Present homes were in dire condition and needed to be renovated — either by their inhabitants or by investors. Renovating these homes back then into cafés and restaurants was not an easy task. It was done with great care, under supervision of the Municipality of Damascus, to make sure that the Arabian identity of these residential mansions, which has survived thousands of years, was not distorted.

Centuries of visitors, ranging from early Arab geographers, European merchants and colonialists in the 20th century, were among those who were enchanted by the magic of Damascus. There was no reason why modern tourists could not live the same indulgence — with the comforts of modernity, air-conditioning, wireless internet in bedrooms and conference rooms.

Restaurants in the Old City — a success story that fuelled the boutique hotel trend — now exceed 100, while the number of licensed hotels stands at 31, 14 of which are already operational. A night at any of these hotels costs $250 to $300.

Beit Zaman is a 300-year-old home located in a Roman-era street and is among the first boutique hotels in the Old City. Another is the Old Vine Hotel, a 17th-century nine-bedroom hotel minutes away from the Umayyad Mosque.

Other major tourist attractions in recent years include Beit Rumman, in the Bab Touma district, Beir Al Mamlouka, a 17th-century eight-bedroom hotel, and Talisman, a 1,600-metre luxury hotel in the Jewish quarter of the Old City.

Beit Rumman was originally purchased to turn it into an artistic salon but is now a luxury hotel with elements from the Islamic, Mameluke and Ottoman eras, accompanied by verses from the holy scriptures, both the Quran and the Bible.

Talisman — the first to emerge in the Old City — now has Talisman II in the Bab Al Salam neighborhood and plans to expand in three other Syrian cities. In 2007 it was visited by the speaker of the US House of Representatives, Nancy Pelosi.

Al Pasha Hotel, another novelty, adjourns three old 18th-century Damascene mansions, with rooms named after pashas from Syrian history: Sultan Al Atrash (commander of the 1925 Syrian revolt against the French), Ahmad Izzat Al Abed (senior adviser to the Ottoman Sultan Abdul Hamed II), and Ottoman governors Midhat Pasha, the great reformer, and Asaad Pasha Al Azem.

The largest of these hotels cannot accommodate more than 28 rooms, explaining why a return on investment might not be as fast as investors would like. In the Bollad Alley of Bab Touma, yet another boutique hotel stands on 800 metres and dates back to 1836. It has 12 rooms, each of which cost not less than 7 million Syrian pounds to renovate.

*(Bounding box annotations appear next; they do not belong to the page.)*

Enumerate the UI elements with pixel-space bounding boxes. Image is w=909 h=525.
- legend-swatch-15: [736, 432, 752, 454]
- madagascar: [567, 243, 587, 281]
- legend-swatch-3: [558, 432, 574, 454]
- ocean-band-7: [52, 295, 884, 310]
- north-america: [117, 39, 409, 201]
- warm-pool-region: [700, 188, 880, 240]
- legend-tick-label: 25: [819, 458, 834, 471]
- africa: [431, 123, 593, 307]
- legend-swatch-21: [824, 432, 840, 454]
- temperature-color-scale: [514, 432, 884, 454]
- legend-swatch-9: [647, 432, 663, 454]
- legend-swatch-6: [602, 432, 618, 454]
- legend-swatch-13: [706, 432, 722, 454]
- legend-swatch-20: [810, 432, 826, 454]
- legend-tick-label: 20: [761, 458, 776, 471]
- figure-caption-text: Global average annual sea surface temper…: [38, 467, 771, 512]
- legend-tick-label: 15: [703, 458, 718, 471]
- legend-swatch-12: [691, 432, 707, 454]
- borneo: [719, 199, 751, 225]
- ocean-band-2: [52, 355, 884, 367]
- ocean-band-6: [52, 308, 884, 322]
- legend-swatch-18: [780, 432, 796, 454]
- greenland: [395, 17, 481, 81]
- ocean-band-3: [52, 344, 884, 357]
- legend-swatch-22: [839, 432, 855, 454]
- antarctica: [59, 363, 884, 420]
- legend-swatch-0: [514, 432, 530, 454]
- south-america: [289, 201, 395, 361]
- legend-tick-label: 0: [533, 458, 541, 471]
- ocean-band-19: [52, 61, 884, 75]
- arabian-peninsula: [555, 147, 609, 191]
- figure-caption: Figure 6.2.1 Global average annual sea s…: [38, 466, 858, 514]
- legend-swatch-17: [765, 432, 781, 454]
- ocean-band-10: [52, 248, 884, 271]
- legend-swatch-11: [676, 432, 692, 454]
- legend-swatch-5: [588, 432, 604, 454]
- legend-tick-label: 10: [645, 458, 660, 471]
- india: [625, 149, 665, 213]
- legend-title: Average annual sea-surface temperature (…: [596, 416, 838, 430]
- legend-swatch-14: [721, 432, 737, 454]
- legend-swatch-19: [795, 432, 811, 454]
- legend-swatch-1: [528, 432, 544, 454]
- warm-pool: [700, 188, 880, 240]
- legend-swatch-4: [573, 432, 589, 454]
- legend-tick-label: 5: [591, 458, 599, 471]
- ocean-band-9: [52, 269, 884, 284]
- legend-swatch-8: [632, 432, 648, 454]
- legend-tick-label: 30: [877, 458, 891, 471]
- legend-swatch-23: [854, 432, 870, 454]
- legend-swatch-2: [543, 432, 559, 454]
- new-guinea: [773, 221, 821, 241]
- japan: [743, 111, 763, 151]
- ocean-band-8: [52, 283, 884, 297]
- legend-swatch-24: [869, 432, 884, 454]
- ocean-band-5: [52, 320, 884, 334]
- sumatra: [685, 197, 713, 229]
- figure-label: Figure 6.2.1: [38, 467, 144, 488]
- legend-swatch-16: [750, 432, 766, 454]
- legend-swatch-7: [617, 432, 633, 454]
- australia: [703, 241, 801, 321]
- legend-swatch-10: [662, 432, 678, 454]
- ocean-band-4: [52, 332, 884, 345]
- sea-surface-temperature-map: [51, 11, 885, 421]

Mustafa Ali, the world famous Syrian sculptor whose classy atelier is two houses down from the Talisman, notes that his “cost 8 million pounds to buy, and then I spent another 20 million pounds to renovate.” Projects such as these, which have mushroomed all around the boutique hotels, have sent prices of real estate and renovation through the roof in the Old City.

The boutique hotel trend that has electrified the Old City has not passed, however, without criticism. Amal Mahasin, the secretary-general of the Friends of Damascus Society, claims that these projects have no tourism objective and are being erected for commercial gain only. She claims that preserving the identity of these homes is a must, and so is properly compensating residents of the Syrian capital.

“We demand” she noted, “that support is given to residents of the Old City, through necessary loans to renovate their homes, in coordination with authorities, to be assured about the future of these homes.” She asks: “What if Old Damascus was transformed in full into hotels and restaurants? Where do the original residents go?”

Some local residents are also not eager to see the Old City being transformed into a hub for clubs, restaurants and hotels.

“It clutters the sewage system,” said Iyad of Al Manakhliya, behind the Citadel of Damascus, “and the streets become noisy, busy with strangers. You see people drunk on the streets at midnight. This is haram — not part of our culture or society!”